By John Carruthers, staff writer, August 01, 2011
Duluth, Minn., dermatologist Joel Bamford, MD, began volunteering abroad with a Project Hope trip to Ecuador as a medical student in 1963. After taking a few years off and training as a dermatologist, he resumed traveling internationally to apply his medical training to both physician teaching and providing care to the underserved with the Christian Medical Society (CMS) in 1980. Since then, he’s completed an impressive number of overseas trips to educate foreign medical students and treat patients.
“My entire involvement with volunteer trips has been rewarding seeing the in-office medical student education, witnessing examinations, quizzing the students. I’ve seen the high quality of dermatologic education that’s available around the world. I’m glad that I’ve gotten to see a number of beautiful countries, meet new people, and interact with other doctors.”
- Since becoming involved with international volunteerism, Dr. Bamford has completed more than a dozen teaching trips to a varied number of locales including Honduras, India, and Cameroon.
- In addition to his overseas trips, Dr. Bamford works at The Duluth Clinic one day a week, reviews articles for a number of journals, and volunteers with local medical students at a Duluth homeless shelter.

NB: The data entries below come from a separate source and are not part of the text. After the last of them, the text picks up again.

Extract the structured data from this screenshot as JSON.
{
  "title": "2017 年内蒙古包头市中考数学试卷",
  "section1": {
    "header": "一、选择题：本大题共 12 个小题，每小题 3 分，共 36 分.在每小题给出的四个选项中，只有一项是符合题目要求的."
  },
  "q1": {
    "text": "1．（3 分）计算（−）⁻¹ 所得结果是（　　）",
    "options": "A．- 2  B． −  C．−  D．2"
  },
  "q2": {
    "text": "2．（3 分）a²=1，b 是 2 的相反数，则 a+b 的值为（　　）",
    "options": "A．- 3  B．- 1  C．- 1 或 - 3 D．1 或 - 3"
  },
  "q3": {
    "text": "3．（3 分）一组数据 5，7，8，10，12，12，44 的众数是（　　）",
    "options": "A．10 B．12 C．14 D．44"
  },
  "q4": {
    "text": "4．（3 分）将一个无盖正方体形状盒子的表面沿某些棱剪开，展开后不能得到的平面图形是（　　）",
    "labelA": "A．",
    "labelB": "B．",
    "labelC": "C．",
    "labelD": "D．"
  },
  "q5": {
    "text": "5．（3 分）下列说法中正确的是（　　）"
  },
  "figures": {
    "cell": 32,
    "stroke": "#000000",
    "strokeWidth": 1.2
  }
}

- On his first trip with CMS to Honduras, Dr. Bamford brought his then-12-year-old daughter, Sarah, who became a physician.
- During trips to Cameroon and Bangalore, India, Dr. Bamford saw first-hand the difference that AIDS medicines have made in those communities. “I learned quite a bit from the internist who ran the AIDS clinic in Niger,” he said. “I was impressed how American donation of medicines had such an impact.”
- “I’m not sure what I’ll do next,” Dr. Bamford said. “As I get closer to full retirement, I’ve been working more to contribute to evidence-based medicine.”